Nella bozza, salta l’attuale meccanismo degli scaglioni. Previste 6 fasce di reddito da pensione con indici di rivalutazione decrescenti
Nella manovra di bilancio, il Governo Meloni mette mano alla tanto attesa rivalutazione 2023, che dovrebbe ripristinare almeno in parte il potere di acquisto di milioni di pensionati e pensionate.
Nella bozza proposta dell’esecutivo, la rivalutazione rimane al 100% (quindi al 7,3%) per le pensioni fino a 2.100 euro lordi circa, pari a quattro volte il trattamento minimo Inps. Oltre questa soglia scattano i tagli, con tassi di rivalutazione decrescenti applicati all’intero importo: salta quindi il meccanismo degli scaglioni. Di seguito i tassi di rivalutazione ipotizzati:
- 5,84% (80% di 7,3%) per gli assegni fino a cinque volte il minimo,
- 4,02% (55% di 7,3%) per quelli tra cinque e sei volte il minimo,
- 3,65% (50% di 7,3%) tra sei e otto volte il minimo,
- 2,92% (40% di 7,3%) tra otto e dieci volte il minimo
- 2,56% (35% di 7,3%) per le pensioni superiori a 10 volte il minimo (circa 5.250 euro).
I trattamenti al minimo subirebbero una maggiorazione extra di 8 euro per effetto di una rivalutazione dell’8,8%, passando da 525,38 a 571,62 euro.

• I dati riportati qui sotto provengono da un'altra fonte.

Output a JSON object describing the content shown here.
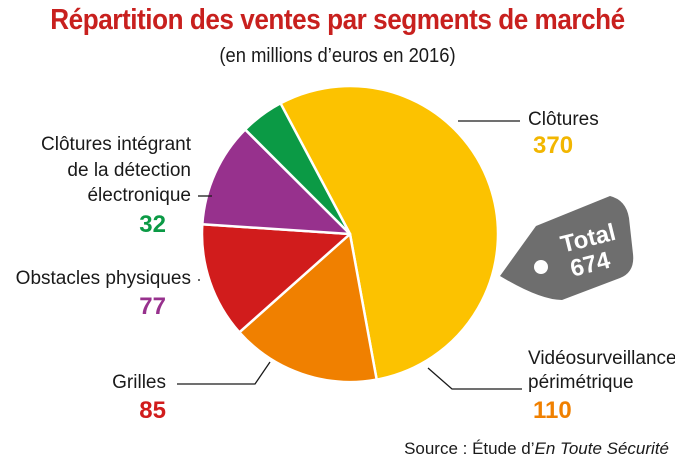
{
  "title": "Répartition des ventes par segments de marché",
  "subtitle": "(en millions d’euros en 2016)",
  "source_prefix": "Source : Étude d’",
  "source_italic": "En Toute Sécurité",
  "total": {
    "label": "Total",
    "value": "674"
  },
  "colors": {
    "title": "#c8201e",
    "tag": "#6e6e6e",
    "clotures": "#fcc200",
    "video": "#f08000",
    "grilles": "#d11c1c",
    "obstacles": "#97318d",
    "detection": "#0b9a45"
  },
  "chart_data": {
    "type": "pie",
    "title": "Répartition des ventes par segments de marché",
    "subtitle": "(en millions d’euros en 2016)",
    "slices": [
      {
        "label": "Clôtures",
        "label_lines": [
          "Clôtures"
        ],
        "value": 370,
        "color": "#fcc200"
      },
      {
        "label": "Vidéosurveillance périmétrique",
        "label_lines": [
          "Vidéosurveillance",
          "périmétrique"
        ],
        "value": 110,
        "color": "#f08000"
      },
      {
        "label": "Grilles",
        "label_lines": [
          "Grilles"
        ],
        "value": 85,
        "color": "#d11c1c"
      },
      {
        "label": "Obstacles physiques",
        "label_lines": [
          "Obstacles physiques"
        ],
        "value": 77,
        "color": "#97318d"
      },
      {
        "label": "Clôtures intégrant de la détection électronique",
        "label_lines": [
          "Clôtures intégrant",
          "de la détection",
          "électronique"
        ],
        "value": 32,
        "color": "#0b9a45"
      }
    ],
    "total": 674
  }
}
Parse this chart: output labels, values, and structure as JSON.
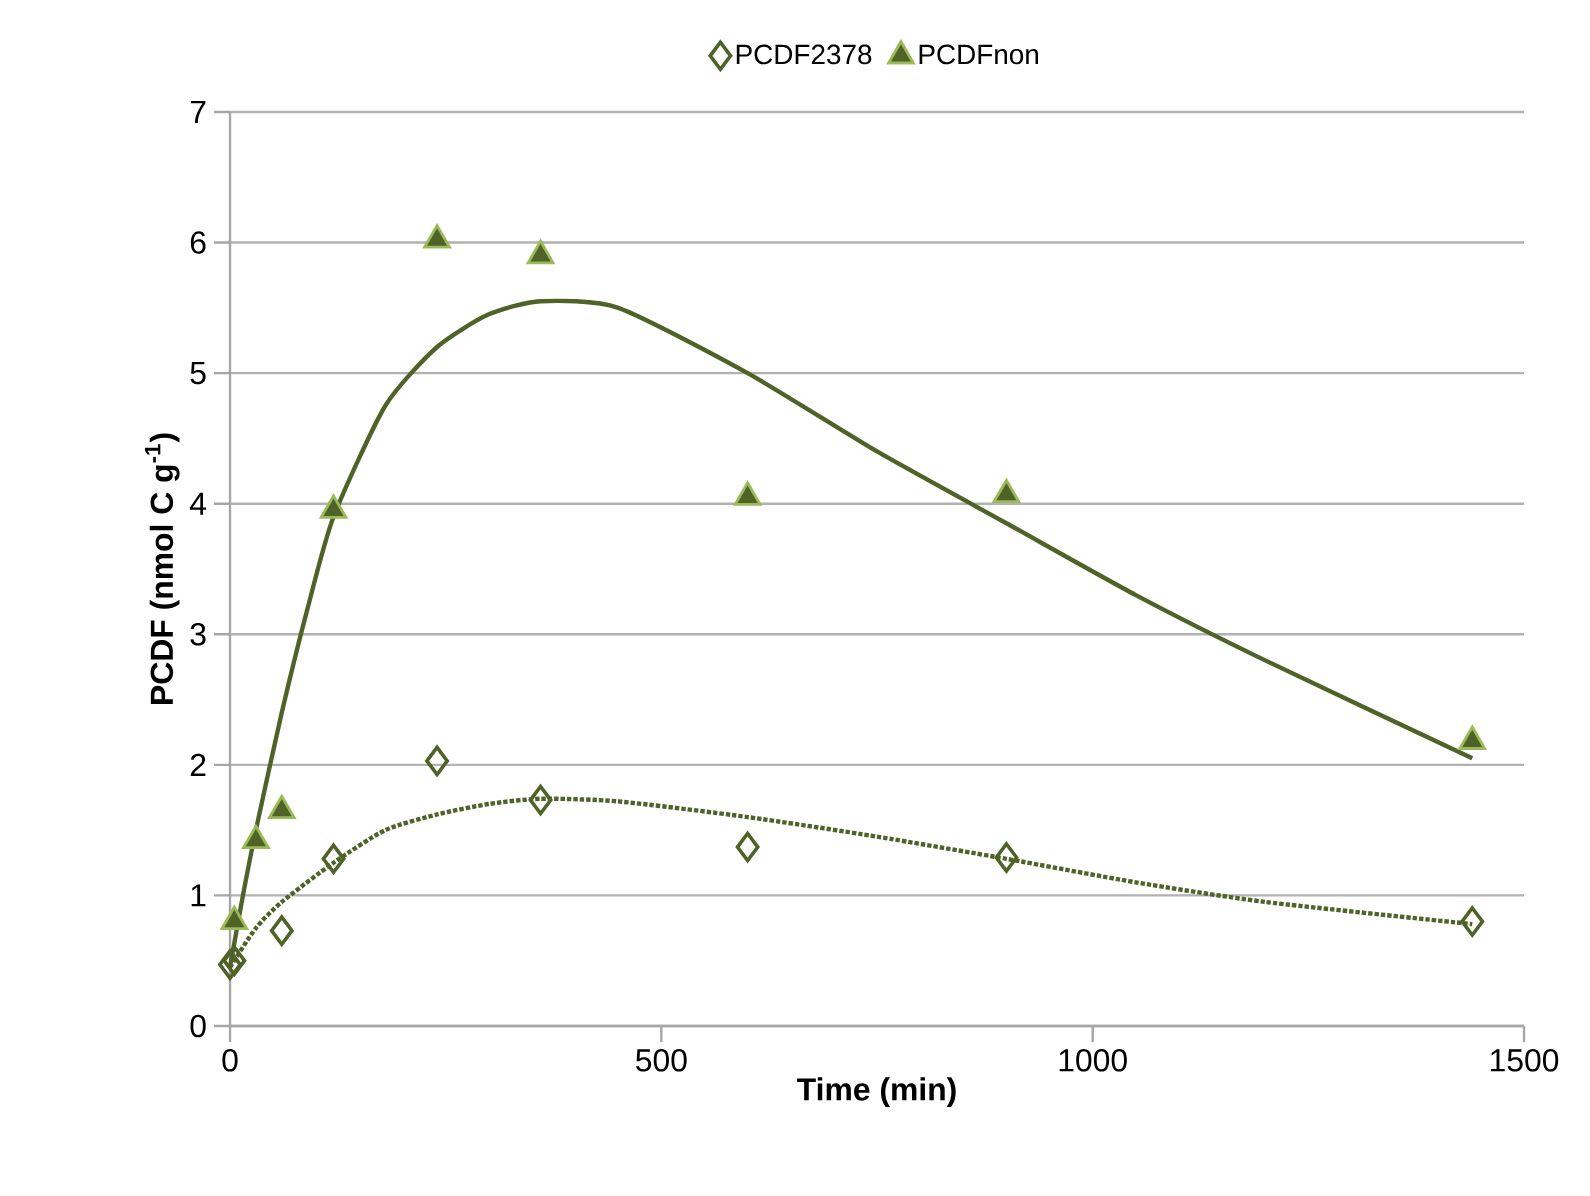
{
  "chart_data": {
    "type": "scatter",
    "xlabel": "Time (min)",
    "ylabel": "PCDF (nmol C g$^{-1}$)",
    "xlim": [
      0,
      1500
    ],
    "ylim": [
      0,
      7
    ],
    "xticks": [
      0,
      500,
      1000,
      1500
    ],
    "yticks": [
      0,
      1,
      2,
      3,
      4,
      5,
      6,
      7
    ],
    "grid": "y",
    "legend": "top",
    "series": [
      {
        "name": "PCDF2378",
        "marker": "diamond",
        "color": "#4f6228",
        "x": [
          0,
          5,
          60,
          120,
          240,
          360,
          600,
          900,
          1440
        ],
        "values": [
          0.47,
          0.5,
          0.73,
          1.28,
          2.03,
          1.73,
          1.37,
          1.29,
          0.8
        ]
      },
      {
        "name": "PCDFnon",
        "marker": "triangle",
        "color": "#4f6228",
        "x": [
          5,
          30,
          60,
          120,
          240,
          360,
          600,
          900,
          1440
        ],
        "values": [
          0.8,
          1.42,
          1.65,
          3.95,
          6.02,
          5.9,
          4.05,
          4.07,
          2.18
        ]
      },
      {
        "type": "line",
        "line_style": "dotted",
        "marker": "none",
        "color": "#4f6228",
        "x": [
          0,
          30,
          60,
          120,
          180,
          240,
          300,
          360,
          450,
          600,
          750,
          900,
          1050,
          1200,
          1440
        ],
        "values": [
          0.45,
          0.75,
          0.95,
          1.25,
          1.5,
          1.62,
          1.7,
          1.74,
          1.72,
          1.6,
          1.45,
          1.28,
          1.1,
          0.95,
          0.78
        ]
      },
      {
        "type": "line",
        "line_style": "solid",
        "marker": "none",
        "color": "#4f6228",
        "x": [
          0,
          15,
          30,
          60,
          90,
          120,
          180,
          240,
          300,
          360,
          450,
          600,
          750,
          900,
          1050,
          1200,
          1440
        ],
        "values": [
          0.45,
          1.0,
          1.5,
          2.4,
          3.2,
          3.9,
          4.75,
          5.2,
          5.45,
          5.55,
          5.5,
          5.0,
          4.4,
          3.85,
          3.3,
          2.8,
          2.05
        ]
      }
    ]
  }
}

La reazione dello Spi nazionale non si è fatta attendere, con Ivan Pedretti che commenta: “La manovra di bilancio del governo Meloni si finanzia con il taglio della rivalutazione delle pensioni e con la tassazione degli extra-profitti, peraltro già prevista e solo in parte aumentata. I pensionati italiani vengono quindi trattati come un bancomat e alla stregua di aziende che fatturano miliardi di euro. Pensioni da 1.500/1.600 euro netti al mese, frutto di oltre 40 anni di lavoro e di contributi versati, vengono fatte passare per ricche. Il meccanismo di rivalutazione, una conquista del sindacato, cancellato e riscritto senza uno straccio di confronto. Con questi soldi fanno condoni, aumentano il tetto del contante, favoriscono i furbi e gli evasori. Risponderemo”.